Selama 12 tahun menjadi anggota DPR RI, Sofyan Tan menyebut dirinya konsisten memperjuangkan program pendidikan bagi keluarga kurang mampu. Upaya tersebut diwujudkan melalui berbagai program seperti beasiswa Program Indonesia Pintar (PIP), KIP Kuliah, hingga revitalisasi gedung sekolah.

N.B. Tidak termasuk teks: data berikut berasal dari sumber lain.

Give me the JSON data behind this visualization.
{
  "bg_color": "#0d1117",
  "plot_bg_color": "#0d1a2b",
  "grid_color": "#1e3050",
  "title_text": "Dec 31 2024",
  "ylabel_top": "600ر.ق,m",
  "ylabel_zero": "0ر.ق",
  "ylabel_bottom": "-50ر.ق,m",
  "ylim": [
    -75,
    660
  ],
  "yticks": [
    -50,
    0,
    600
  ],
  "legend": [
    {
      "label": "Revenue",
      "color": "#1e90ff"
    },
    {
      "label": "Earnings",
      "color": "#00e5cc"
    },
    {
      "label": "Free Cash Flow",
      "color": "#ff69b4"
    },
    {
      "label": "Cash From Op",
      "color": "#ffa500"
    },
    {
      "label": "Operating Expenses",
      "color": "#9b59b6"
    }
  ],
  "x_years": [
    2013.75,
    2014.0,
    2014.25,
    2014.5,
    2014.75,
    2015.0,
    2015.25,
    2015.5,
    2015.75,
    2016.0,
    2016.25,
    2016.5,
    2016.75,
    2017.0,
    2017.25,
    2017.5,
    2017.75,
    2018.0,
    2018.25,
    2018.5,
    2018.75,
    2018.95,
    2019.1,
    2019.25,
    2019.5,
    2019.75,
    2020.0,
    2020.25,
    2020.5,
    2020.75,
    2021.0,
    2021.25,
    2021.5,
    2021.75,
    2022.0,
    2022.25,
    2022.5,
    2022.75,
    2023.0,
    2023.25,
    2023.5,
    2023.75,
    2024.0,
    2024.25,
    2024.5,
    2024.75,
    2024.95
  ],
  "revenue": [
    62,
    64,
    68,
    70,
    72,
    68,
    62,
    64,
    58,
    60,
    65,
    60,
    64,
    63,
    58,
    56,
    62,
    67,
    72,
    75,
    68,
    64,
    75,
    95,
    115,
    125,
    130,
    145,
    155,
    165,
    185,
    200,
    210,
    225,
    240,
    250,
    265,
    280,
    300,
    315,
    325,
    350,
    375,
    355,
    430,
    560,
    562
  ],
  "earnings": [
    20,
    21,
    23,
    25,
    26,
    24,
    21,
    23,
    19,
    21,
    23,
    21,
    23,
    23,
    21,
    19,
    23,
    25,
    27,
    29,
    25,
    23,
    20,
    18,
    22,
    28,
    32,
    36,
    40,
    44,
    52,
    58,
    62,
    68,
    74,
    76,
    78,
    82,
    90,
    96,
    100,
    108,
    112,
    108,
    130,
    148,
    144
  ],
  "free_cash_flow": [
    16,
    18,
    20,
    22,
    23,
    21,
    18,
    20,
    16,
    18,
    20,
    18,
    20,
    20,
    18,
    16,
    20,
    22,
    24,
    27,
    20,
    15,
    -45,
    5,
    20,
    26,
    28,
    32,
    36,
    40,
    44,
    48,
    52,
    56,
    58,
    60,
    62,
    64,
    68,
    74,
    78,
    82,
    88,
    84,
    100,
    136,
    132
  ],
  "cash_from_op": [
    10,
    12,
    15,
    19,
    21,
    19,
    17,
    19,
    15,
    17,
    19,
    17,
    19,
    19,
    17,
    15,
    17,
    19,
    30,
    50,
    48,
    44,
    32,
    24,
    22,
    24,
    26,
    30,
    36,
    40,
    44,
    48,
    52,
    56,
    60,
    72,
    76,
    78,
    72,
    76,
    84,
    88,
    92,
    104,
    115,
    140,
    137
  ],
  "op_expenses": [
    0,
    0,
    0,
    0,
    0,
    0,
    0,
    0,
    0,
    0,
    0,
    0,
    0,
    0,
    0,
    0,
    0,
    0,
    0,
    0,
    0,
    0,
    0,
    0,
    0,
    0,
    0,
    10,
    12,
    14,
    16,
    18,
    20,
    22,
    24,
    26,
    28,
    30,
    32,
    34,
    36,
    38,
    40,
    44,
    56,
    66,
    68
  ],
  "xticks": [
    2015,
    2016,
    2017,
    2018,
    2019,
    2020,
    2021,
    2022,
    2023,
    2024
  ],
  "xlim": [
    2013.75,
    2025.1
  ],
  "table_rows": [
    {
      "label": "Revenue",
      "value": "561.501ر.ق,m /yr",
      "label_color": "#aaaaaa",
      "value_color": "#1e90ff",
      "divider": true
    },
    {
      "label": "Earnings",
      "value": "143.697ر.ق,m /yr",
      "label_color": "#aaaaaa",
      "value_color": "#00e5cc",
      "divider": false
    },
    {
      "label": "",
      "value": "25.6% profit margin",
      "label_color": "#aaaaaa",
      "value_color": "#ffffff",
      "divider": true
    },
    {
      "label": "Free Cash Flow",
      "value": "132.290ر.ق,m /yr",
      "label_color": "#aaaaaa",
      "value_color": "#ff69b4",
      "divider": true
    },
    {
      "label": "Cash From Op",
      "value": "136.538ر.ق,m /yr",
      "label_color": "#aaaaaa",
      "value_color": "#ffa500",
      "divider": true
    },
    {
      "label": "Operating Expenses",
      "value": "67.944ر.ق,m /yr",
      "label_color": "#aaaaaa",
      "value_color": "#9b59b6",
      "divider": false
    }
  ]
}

Menurutnya, perhatian terhadap pendidikan merupakan investasi jangka panjang yang dapat membuka peluang masa depan lebih baik bagi anak-anak dari keluarga sederhana.
“Kalau anak-anak bisa sekolah dengan baik, mereka punya kesempatan memperbaiki kehidupan keluarga mereka,” sebutnya.
Dalam sesi pembagian sembako di Jalan Karya Lestari, Medan Polonia, suasana haru sempat terlihat ketika seorang nenek penerima bantuan menitikkan air mata usai menerima paket sembako dari Sofyan Tan.
Dengan mata berkaca-kaca, ia mengaku terharu karena setiap tahun Sofyan Tan selalu datang mengunjungi kawasan tempat tinggalnya dan tidak melupakan warga yang hidup dengan keterbatasan.
“Beliau selalu datang setiap tahun ke sini. Kami merasa tidak dilupakan,” ujar nenek tersebut lirih.
Bagi Sofyan Tan, momen pertemuan langsung dengan warga seperti inilah yang menjadi pengingat bahwa perjuangan meningkatkan akses pendidikan bagi masyarakat kecil harus terus dilakukan.
Ia berharap, bantuan sembako yang dibagikan menjelang Idul Fitri dapat sedikit meringankan kebutuhan warga, sembari terus menanamkan kesadaran bahwa pendidikan adalah kunci utama untuk memutus rantai kemiskinan.